Emotion information can be transmitted directly to the other party by operating a button indicating the mood when speaking by operating a setting switch or the like on the speaker side.
[0036]
For additional information that expresses emotion or volume, a function for setting a non-display function may be provided.
You can also hide your own conversations. This may be set by a switch.
[0037]
The medium for receiving text data by e-mail is not limited to a PC, and an appropriate medium such as a PDA or another mobile phone can be designated and received.
[Brief description of the drawings]
FIG. 1 is a schematic diagram of an overall configuration showing an embodiment of the present invention. FIG. 2 is a chart showing exchanges between mobile phones and servers. FIG. 3 is a schematic flowchart of volume analysis processing and emotion analysis processing. FIG. 4 is a diagram showing an example of a display screen.
1a and 1b are mobile phones (telephones), 2a and 2b are base stations, 3 is a telephone network, 4 is an exchange, 5 is a server (text conversion means, volume information addition means, emotion estimation means, emotion information addition means, talk Person information adding means), 6 is the Internet (network), 7a and 7b are mail servers, 8a and 8b are PCs, and 9a and 9b are display units.

Claims

A text conversion means for inputting a call voice of a speaker who talks through a telephone, converting the voice into speech data by performing voice recognition processing;
Volume information adding means for analyzing the volume of the call voice and adding character size information specifying the character size according to the volume to the text data ;
Display means for displaying the text data on the telephone during a call;
A text conversion system for call voice, comprising: text data transmission means for transmitting the text data as an e-mail upon completion of the call in response to a request .

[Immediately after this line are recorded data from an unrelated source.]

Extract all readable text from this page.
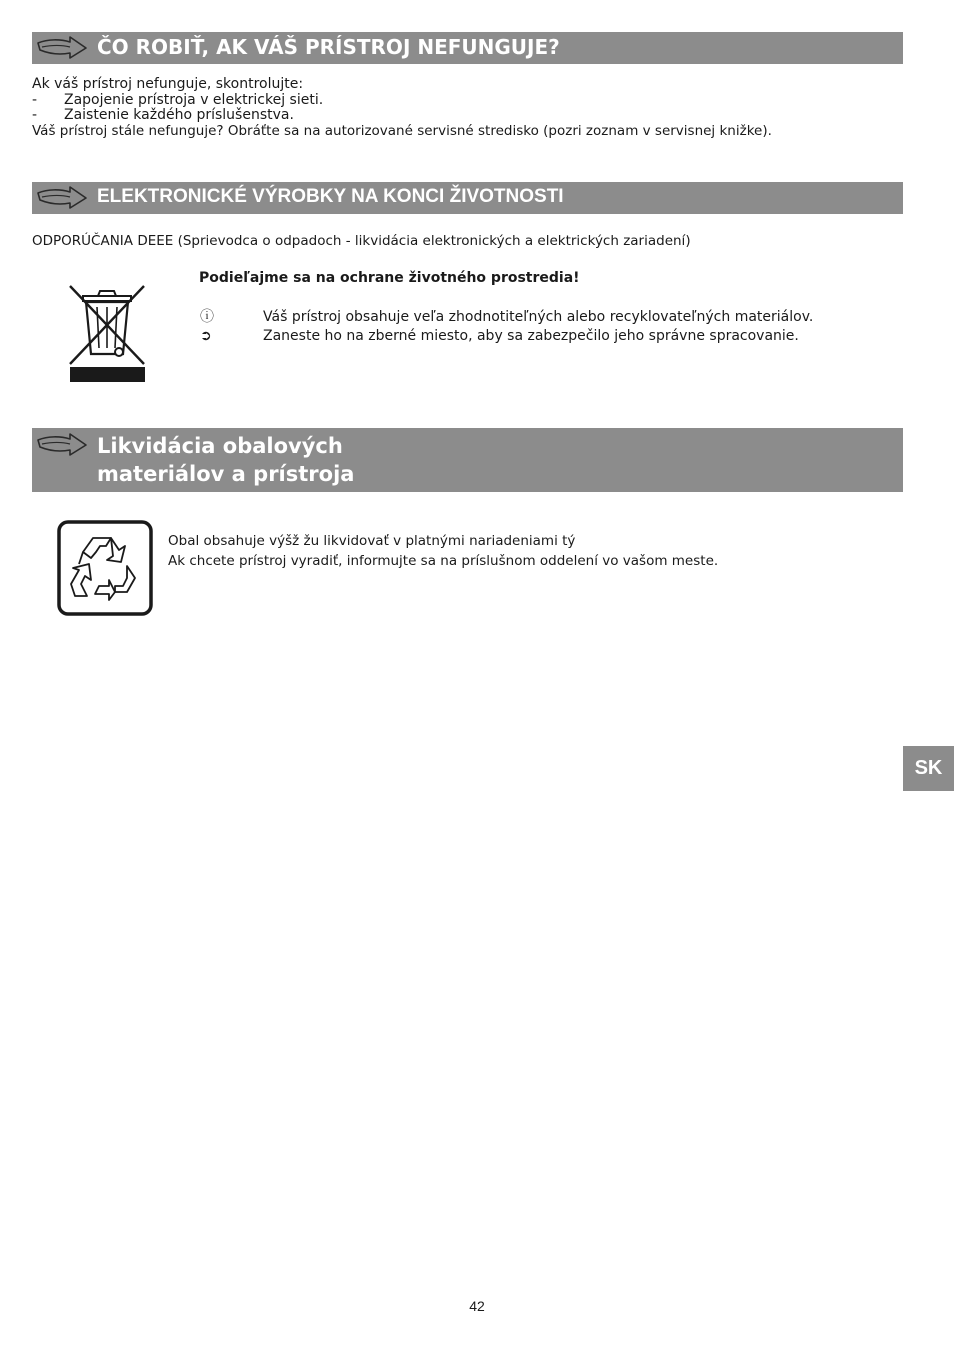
ČO ROBIŤ, AK VÁŠ PRÍSTROJ NEFUNGUJE?
Ak váš prístroj nefunguje, skontrolujte:
- Zapojenie prístroja v elektrickej sieti.
- Zaistenie každého príslušenstva.
Váš prístroj stále nefunguje? Obráťte sa na autorizované servisné stredisko (pozri zoznam v servisnej knižke).
ELEKTRONICKÉ VÝROBKY NA KONCI ŽIVOTNOSTI
ODPORÚČANIA DEEE (Sprievodca o odpadoch - likvidácia elektronických a elektrických zariadení)
Podieľajme sa na ochrane životného prostredia!
ⓘ	Váš prístroj obsahuje veľa zhodnotiteľných alebo recyklovateľných materiálov.
➲	Zaneste ho na zberné miesto, aby sa zabezpečilo jeho správne spracovanie.
Likvidácia obalových
materiálov a prístroja
Obal obsahuje výšž žu likvidovať v platnými nariadeniami tý
Ak chcete prístroj vyradiť, informujte sa na príslušnom oddelení vo vašom meste.
SK
42
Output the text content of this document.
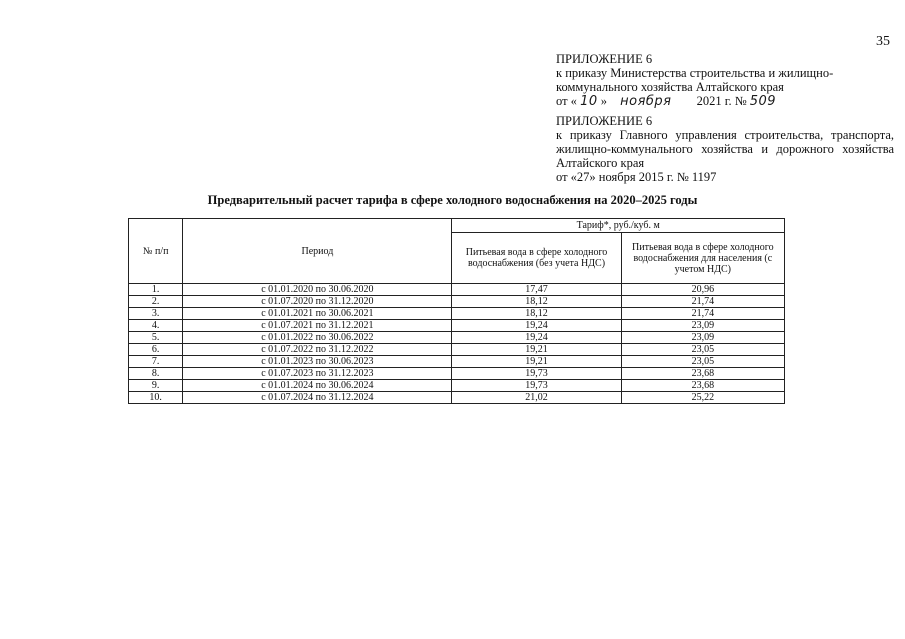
35
ПРИЛОЖЕНИЕ 6
к приказу Министерства строительства и жилищно-
коммунального хозяйства Алтайского края
от « 10 » ноября 2021 г. № 509
ПРИЛОЖЕНИЕ 6
к приказу Главного управления строительства, транспорта,
жилищно-коммунального хозяйства и дорожного хозяйства
Алтайского края
от «27» ноября 2015 г. № 1197
Предварительный расчет тарифа в сфере холодного водоснабжения на 2020–2025 годы
№ п/п	Период	Тариф*, руб./куб. м	
		Питьевая вода в сфере холодного водоснабжения (без учета НДС)	Питьевая вода в сфере холодного водоснабжения для населения (с учетом НДС)
1.	с 01.01.2020 по 30.06.2020	17,47	20,96
2.	с 01.07.2020 по 31.12.2020	18,12	21,74
3.	с 01.01.2021 по 30.06.2021	18,12	21,74
4.	с 01.07.2021 по 31.12.2021	19,24	23,09
5.	с 01.01.2022 по 30.06.2022	19,24	23,09
6.	с 01.07.2022 по 31.12.2022	19,21	23,05
7.	с 01.01.2023 по 30.06.2023	19,21	23,05
8.	с 01.07.2023 по 31.12.2023	19,73	23,68
9.	с 01.01.2024 по 30.06.2024	19,73	23,68
10.	с 01.07.2024 по 31.12.2024	21,02	25,22
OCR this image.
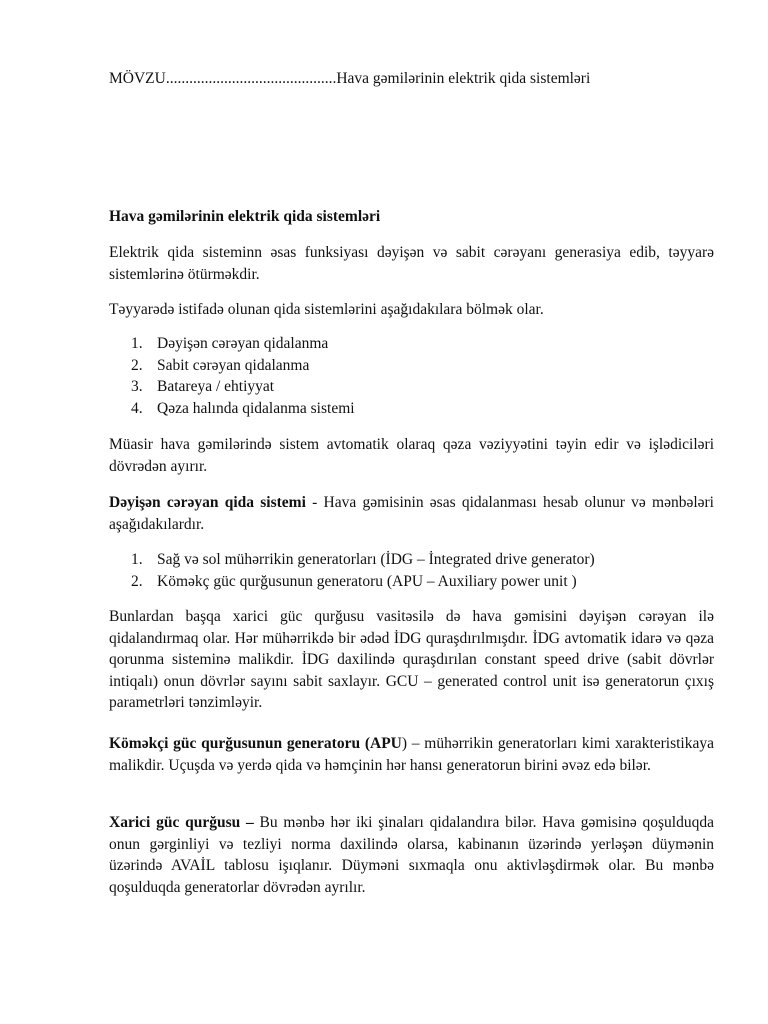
MÖVZU............................................Hava gəmilərinin elektrik qida sistemləri
Hava gəmilərinin elektrik qida sistemləri

Elektrik qida sisteminn əsas funksiyası dəyişən və sabit cərəyanı generasiya edib, təyyarə sistemlərinə ötürməkdir.

Təyyarədə istifadə olunan qida sistemlərini aşağıdakılara bölmək olar.

1. Dəyişən cərəyan qidalanma
2. Sabit cərəyan qidalanma
3. Batareya / ehtiyyat
4. Qəza halında qidalanma sistemi

Müasir hava gəmilərində sistem avtomatik olaraq qəza vəziyyətini təyin edir və işlədiciləri dövrədən ayırır.

Dəyişən cərəyan qida sistemi - Hava gəmisinin əsas qidalanması hesab olunur və mənbələri aşağıdakılardır.

1. Sağ və sol mühərrikin generatorları (İDG – İntegrated drive generator)
2. Köməkç güc qurğusunun generatoru (APU – Auxiliary power unit )

Bunlardan başqa xarici güc qurğusu vasitəsilə də hava gəmisini dəyişən cərəyan ilə qidalandırmaq olar. Hər mühərrikdə bir ədəd İDG quraşdırılmışdır. İDG avtomatik idarə və qəza qorunma sisteminə malikdir. İDG daxilində quraşdırılan constant speed drive (sabit dövrlər intiqalı) onun dövrlər sayını sabit saxlayır. GCU – generated control unit isə generatorun çıxış parametrləri tənzimləyir.

Köməkçi güc qurğusunun generatoru (APU) – mühərrikin generatorları kimi xarakteristikaya malikdir. Uçuşda və yerdə qida və həmçinin hər hansı generatorun birini əvəz edə bilər.

Xarici güc qurğusu – Bu mənbə hər iki şinaları qidalandıra bilər. Hava gəmisinə qoşulduqda onun gərginliyi və tezliyi norma daxilində olarsa, kabinanın üzərində yerləşən düymənin üzərində AVAİL tablosu işıqlanır. Düyməni sıxmaqla onu aktivləşdirmək olar. Bu mənbə qoşulduqda generatorlar dövrədən ayrılır.
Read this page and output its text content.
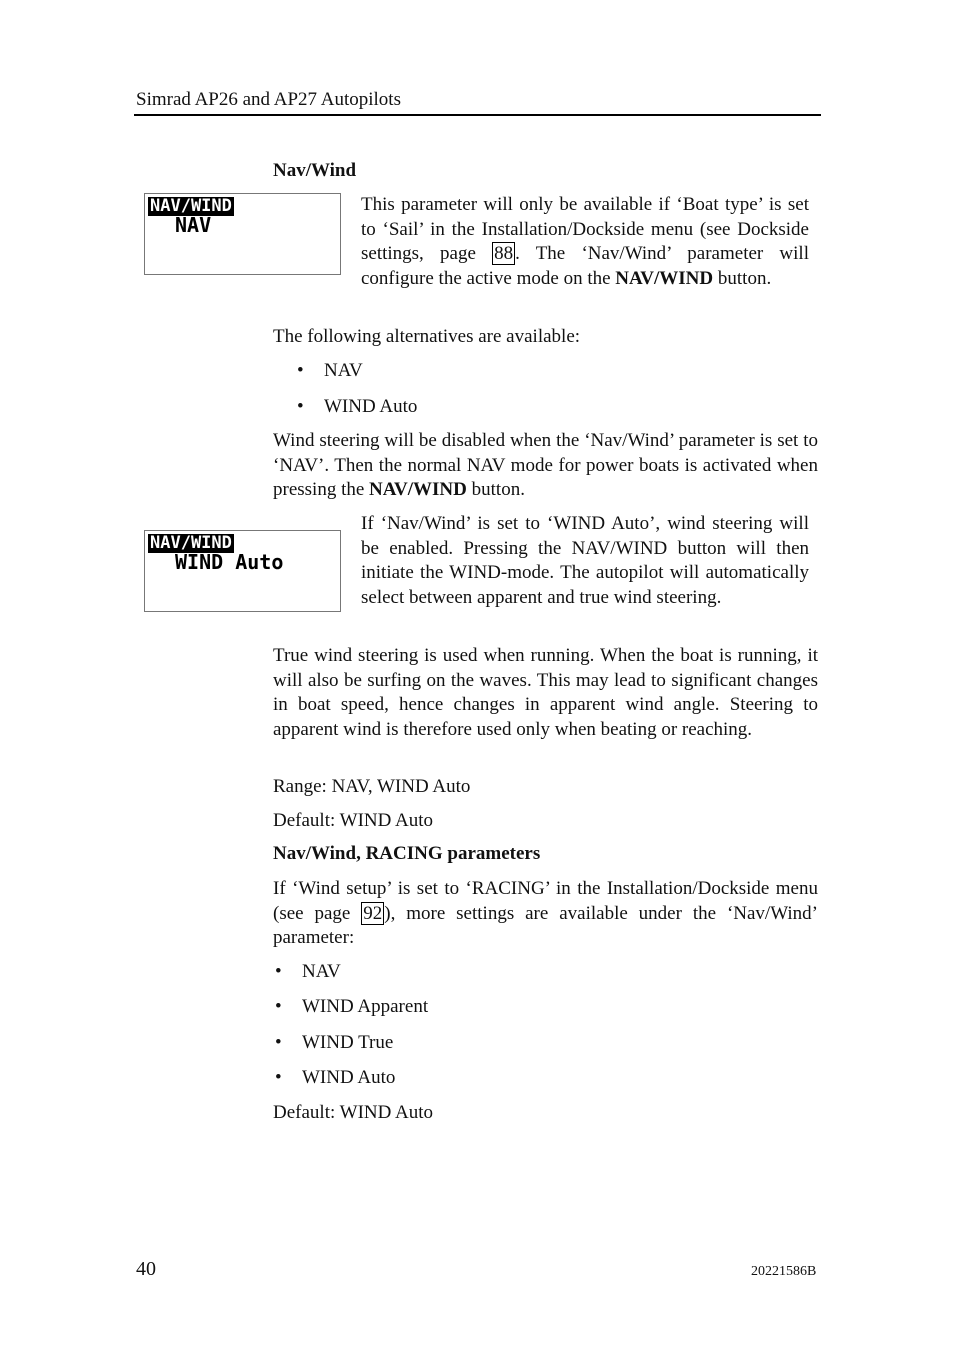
Simrad AP26 and AP27 Autopilots
Nav/Wind
NAV/WIND
NAV
This parameter will only be available if ‘Boat type’ is set to ‘Sail’ in the Installation/Dockside menu (see Dockside settings, page 88 . The ‘Nav/Wind’ parameter will configure the active mode on the NAV/WIND button.
The following alternatives are available:
• NAV
• WIND Auto
Wind steering will be disabled when the ‘Nav/Wind’ parameter is set to ‘NAV’. Then the normal NAV mode for power boats is activated when pressing the NAV/WIND button.
NAV/WIND
WIND Auto
If ‘Nav/Wind’ is set to ‘WIND Auto’, wind steering will be enabled. Pressing the NAV/WIND button will then initiate the WIND-mode. The autopilot will automatically select between apparent and true wind steering.
True wind steering is used when running. When the boat is running, it will also be surfing on the waves. This may lead to significant changes in boat speed, hence changes in apparent wind angle. Steering to apparent wind is therefore used only when beating or reaching.
Range: NAV, WIND Auto
Default: WIND Auto
Nav/Wind, RACING parameters
If ‘Wind setup’ is set to ‘RACING’ in the Installation/Dockside menu (see page 92 ), more settings are available under the ‘Nav/Wind’ parameter:
• NAV
• WIND Apparent
• WIND True
• WIND Auto
Default: WIND Auto
40	20221586B
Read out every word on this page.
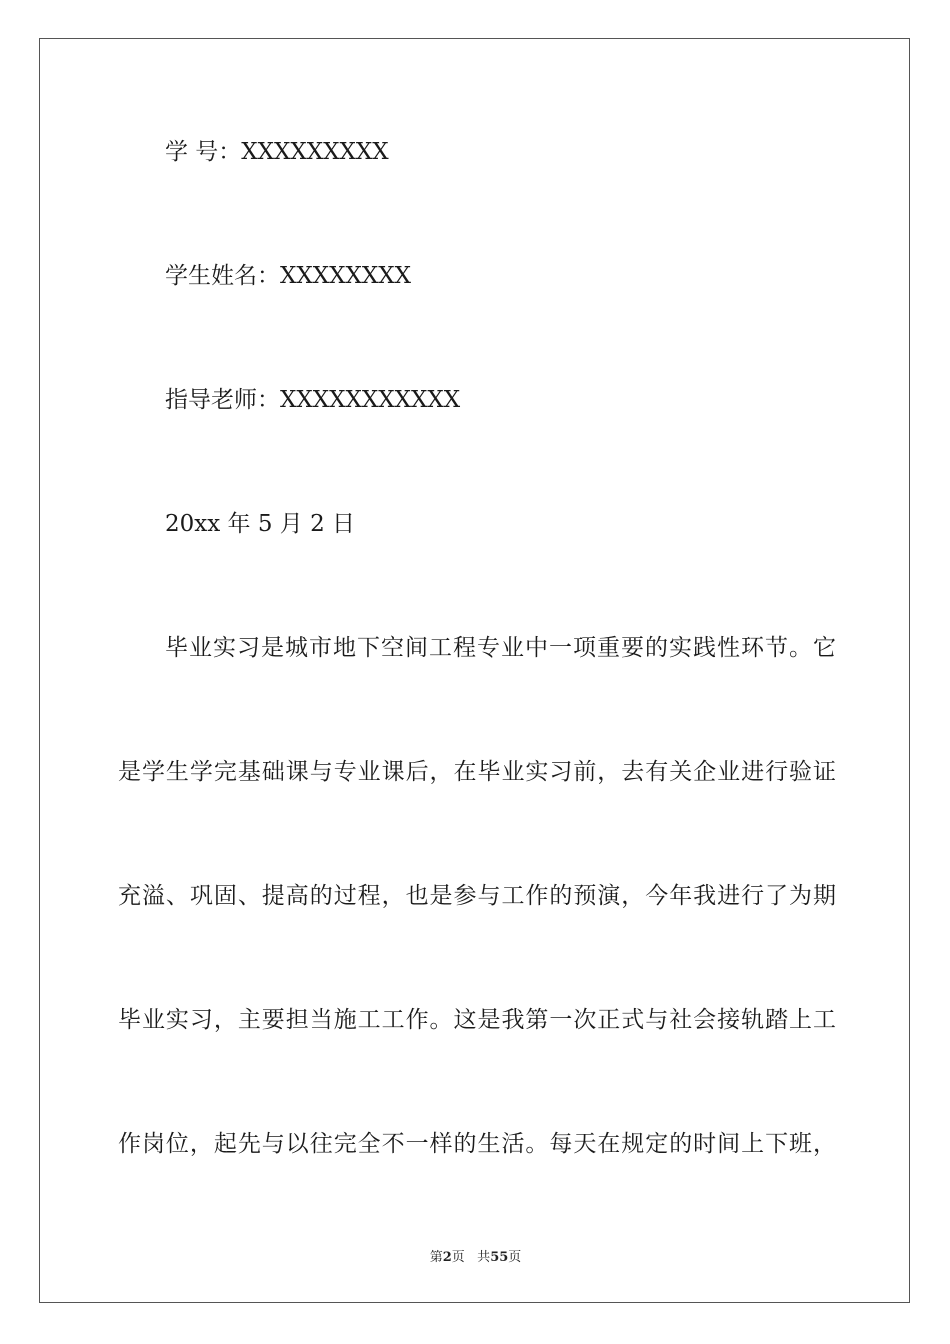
学 号：XXXXXXXXX
学生姓名：XXXXXXXX
指导老师：XXXXXXXXXXX
20xx 年 5 月 2 日
毕业实习是城市地下空间工程专业中一项重要的实践性环节。它
是学生学完基础课与专业课后，在毕业实习前，去有关企业进行验证
充溢、巩固、提高的过程，也是参与工作的预演，今年我进行了为期
毕业实习，主要担当施工工作。这是我第一次正式与社会接轨踏上工
作岗位，起先与以往完全不一样的生活。每天在规定的时间上下班，
第2页 共55页
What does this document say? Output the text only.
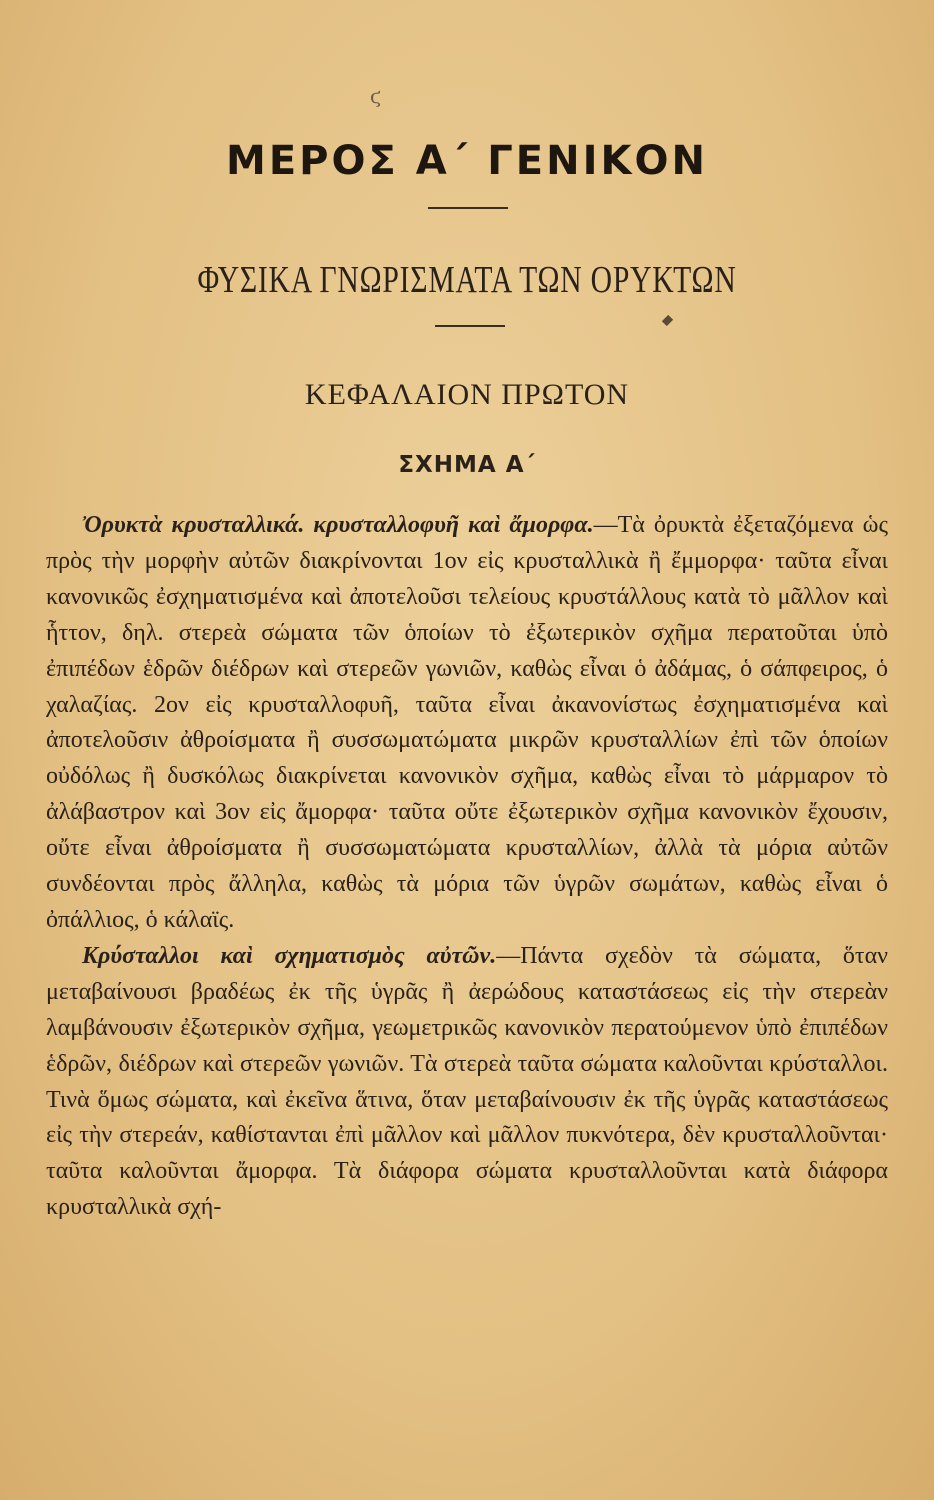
ϛ
ΜΕΡΟΣ Α΄ ΓΕΝΙΚΟΝ
ΦΥΣΙΚΑ ΓΝΩΡΙΣΜΑΤΑ ΤΩΝ ΟΡΥΚΤΩΝ
ΚΕΦΑΛΑΙΟΝ ΠΡΩΤΟΝ
ΣΧΗΜΑ Α΄

Ὀρυκτὰ κρυσταλλικά. κρυσταλλοφυῆ καὶ ἄμορφα.—Τὰ ὀρυκτὰ ἐξεταζόμενα ὡς πρὸς τὴν μορφὴν αὐτῶν διακρίνονται 1ον εἰς κρυσταλλικὰ ἢ ἔμμορφα· ταῦτα εἶναι κανονικῶς ἐσχηματισμένα καὶ ἀποτελοῦσι τελείους κρυστάλλους κατὰ τὸ μᾶλλον καὶ ἧττον, δηλ. στερεὰ σώματα τῶν ὁποίων τὸ ἐξωτερικὸν σχῆμα περατοῦται ὑπὸ ἐπιπέδων ἑδρῶν διέδρων καὶ στερεῶν γωνιῶν, καθὼς εἶναι ὁ ἀδάμας, ὁ σάπφειρος, ὁ χαλαζίας. 2ον εἰς κρυσταλλοφυῆ, ταῦτα εἶναι ἀκανονίστως ἐσχηματισμένα καὶ ἀποτελοῦσιν ἀθροίσματα ἢ συσσωματώματα μικρῶν κρυσταλλίων ἐπὶ τῶν ὁποίων οὐδόλως ἢ δυσκόλως διακρίνεται κανονικὸν σχῆμα, καθὼς εἶναι τὸ μάρμαρον τὸ ἀλάβαστρον καὶ 3ον εἰς ἄμορφα· ταῦτα οὔτε ἐξωτερικὸν σχῆμα κανονικὸν ἔχουσιν, οὔτε εἶναι ἀθροίσματα ἢ συσσωματώματα κρυσταλλίων, ἀλλὰ τὰ μόρια αὐτῶν συνδέονται πρὸς ἄλληλα, καθὼς τὰ μόρια τῶν ὑγρῶν σωμάτων, καθὼς εἶναι ὁ ὀπάλλιος, ὁ κάλαϊς.

Κρύσταλλοι καὶ σχηματισμὸς αὐτῶν.—Πάντα σχεδὸν τὰ σώματα, ὅταν μεταβαίνουσι βραδέως ἐκ τῆς ὑγρᾶς ἢ ἀερώδους καταστάσεως εἰς τὴν στερεὰν λαμβάνουσιν ἐξωτερικὸν σχῆμα, γεωμετρικῶς κανονικὸν περατούμενον ὑπὸ ἐπιπέδων ἑδρῶν, διέδρων καὶ στερεῶν γωνιῶν. Τὰ στερεὰ ταῦτα σώματα καλοῦνται κρύσταλλοι. Τινὰ ὅμως σώματα, καὶ ἐκεῖνα ἅτινα, ὅταν μεταβαίνουσιν ἐκ τῆς ὑγρᾶς καταστάσεως εἰς τὴν στερεάν, καθίστανται ἐπὶ μᾶλλον καὶ μᾶλλον πυκνότερα, δὲν κρυσταλλοῦνται· ταῦτα καλοῦνται ἄμορφα. Τὰ διάφορα σώματα κρυσταλλοῦνται κατὰ διάφορα κρυσταλλικὰ σχή-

The text conversion system according to claim 1,
Emotion estimation means for estimating a speaker's emotion that can be analyzed from the call voice;
A text conversion system for call speech, comprising: emotion information adding means for adding emotion information specifying a color or pattern according to the emotion of the speaker estimated by the emotion estimation means to the text data .

In the call voice text conversion system according to claim 1 or 2,
A text conversion system for call voice, comprising: speaker information adding means for adding speaker display information for displaying the converted text data corresponding to each speaker to the text data.